As I have been doing such tasks, I started a side job for the first time in my life. I am supporting the promotion of how to utilize generative AIs like ChatGPT in business operations and products. Perhaps I was recognized for my experience in utilizing generative AI in products even before ChatGPT was released, but the know-how I’ve gained using ChatGPT is directly applicable in my side job as well.

rinna is still a startup and a small organization, but the place where I am doing my side job is a much larger entity. At rinna, I am in a management role, while at my side job, I am an IC (Individual Contributor) where personal contribution is expected. While the necessary knowledge for utilizing generative AI is very similar, the culture, expectations, and roles are completely different. Working in different roles helps to keep any complacency in check and to discipline myself, which I find very meaningful. However, my workload has just been increasing…

At the End

I do not think that using generative AI is incredible or that not using it means falling behind. However, for someone like me who has many things they want to do but isn’t particularly fast at doing them, ChatGPT and Copilot, which can handle many tasks in almost no time, have become remarkably dependable tools, to the extent that it’s hard to find the right words to describe their utility.

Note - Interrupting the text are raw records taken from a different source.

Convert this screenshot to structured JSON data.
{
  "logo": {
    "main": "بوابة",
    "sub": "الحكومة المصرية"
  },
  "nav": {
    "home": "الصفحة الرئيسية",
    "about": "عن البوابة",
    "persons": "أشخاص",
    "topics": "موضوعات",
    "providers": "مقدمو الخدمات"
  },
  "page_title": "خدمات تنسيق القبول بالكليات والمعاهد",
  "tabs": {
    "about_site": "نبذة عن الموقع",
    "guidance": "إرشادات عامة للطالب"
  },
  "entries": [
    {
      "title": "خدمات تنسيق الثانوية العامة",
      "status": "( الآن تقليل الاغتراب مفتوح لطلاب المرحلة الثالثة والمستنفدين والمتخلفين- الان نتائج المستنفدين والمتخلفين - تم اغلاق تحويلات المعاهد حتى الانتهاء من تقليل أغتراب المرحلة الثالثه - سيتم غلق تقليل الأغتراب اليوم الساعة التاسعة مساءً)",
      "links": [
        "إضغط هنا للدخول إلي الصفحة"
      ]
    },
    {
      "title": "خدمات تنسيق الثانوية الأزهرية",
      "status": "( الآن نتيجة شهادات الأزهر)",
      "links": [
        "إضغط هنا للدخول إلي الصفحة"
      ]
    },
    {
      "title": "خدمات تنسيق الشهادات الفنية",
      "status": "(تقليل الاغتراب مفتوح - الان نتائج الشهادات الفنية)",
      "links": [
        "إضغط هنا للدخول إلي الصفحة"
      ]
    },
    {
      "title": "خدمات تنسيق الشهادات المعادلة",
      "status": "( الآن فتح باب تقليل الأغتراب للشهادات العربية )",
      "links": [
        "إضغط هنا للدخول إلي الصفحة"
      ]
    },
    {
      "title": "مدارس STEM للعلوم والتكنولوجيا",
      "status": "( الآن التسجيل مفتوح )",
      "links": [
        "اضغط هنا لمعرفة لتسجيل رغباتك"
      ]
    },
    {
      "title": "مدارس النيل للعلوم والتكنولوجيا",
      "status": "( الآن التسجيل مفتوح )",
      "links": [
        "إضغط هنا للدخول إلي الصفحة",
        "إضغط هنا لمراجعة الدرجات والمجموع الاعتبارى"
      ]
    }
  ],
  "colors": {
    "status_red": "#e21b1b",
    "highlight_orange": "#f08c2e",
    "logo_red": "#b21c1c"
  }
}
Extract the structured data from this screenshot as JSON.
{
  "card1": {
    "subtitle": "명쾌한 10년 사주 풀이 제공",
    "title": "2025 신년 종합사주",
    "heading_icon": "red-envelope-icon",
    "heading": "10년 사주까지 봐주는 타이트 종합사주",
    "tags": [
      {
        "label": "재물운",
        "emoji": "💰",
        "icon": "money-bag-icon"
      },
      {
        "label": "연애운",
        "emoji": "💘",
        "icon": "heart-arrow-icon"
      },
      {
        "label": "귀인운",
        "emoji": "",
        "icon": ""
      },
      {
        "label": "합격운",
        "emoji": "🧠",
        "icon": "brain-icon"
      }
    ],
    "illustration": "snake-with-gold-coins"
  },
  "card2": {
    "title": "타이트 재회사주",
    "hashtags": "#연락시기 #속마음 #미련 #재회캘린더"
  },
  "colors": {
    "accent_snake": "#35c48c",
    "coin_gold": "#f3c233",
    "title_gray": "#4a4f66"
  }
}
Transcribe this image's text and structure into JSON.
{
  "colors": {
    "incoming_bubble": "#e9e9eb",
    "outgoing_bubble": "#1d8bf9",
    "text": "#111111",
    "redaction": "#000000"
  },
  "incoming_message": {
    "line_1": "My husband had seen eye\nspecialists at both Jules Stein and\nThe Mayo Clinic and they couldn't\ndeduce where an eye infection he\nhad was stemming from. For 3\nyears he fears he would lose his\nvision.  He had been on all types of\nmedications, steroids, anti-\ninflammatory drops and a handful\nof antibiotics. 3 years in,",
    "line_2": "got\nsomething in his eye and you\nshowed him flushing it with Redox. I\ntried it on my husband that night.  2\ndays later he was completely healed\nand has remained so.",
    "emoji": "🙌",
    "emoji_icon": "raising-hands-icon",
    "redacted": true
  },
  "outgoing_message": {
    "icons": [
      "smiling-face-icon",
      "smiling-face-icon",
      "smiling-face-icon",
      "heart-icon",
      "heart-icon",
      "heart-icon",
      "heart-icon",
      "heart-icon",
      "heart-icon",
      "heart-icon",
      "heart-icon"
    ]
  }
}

In summary, what has changed for me in the past over six months since starting to use ChatGPT is that I became a Python beginner, my work content and workload have increased, and as a result, my intellectual curiosity has been satisfied and I have created an environment that encourages self-discipline.

Considering the changes that have occurred in this past year from the year before, I have no clear idea what the next year will look like, but I intend to make the things that can be done easily as easy as possible and to devote my time to enjoying the many changes that will happen in the future.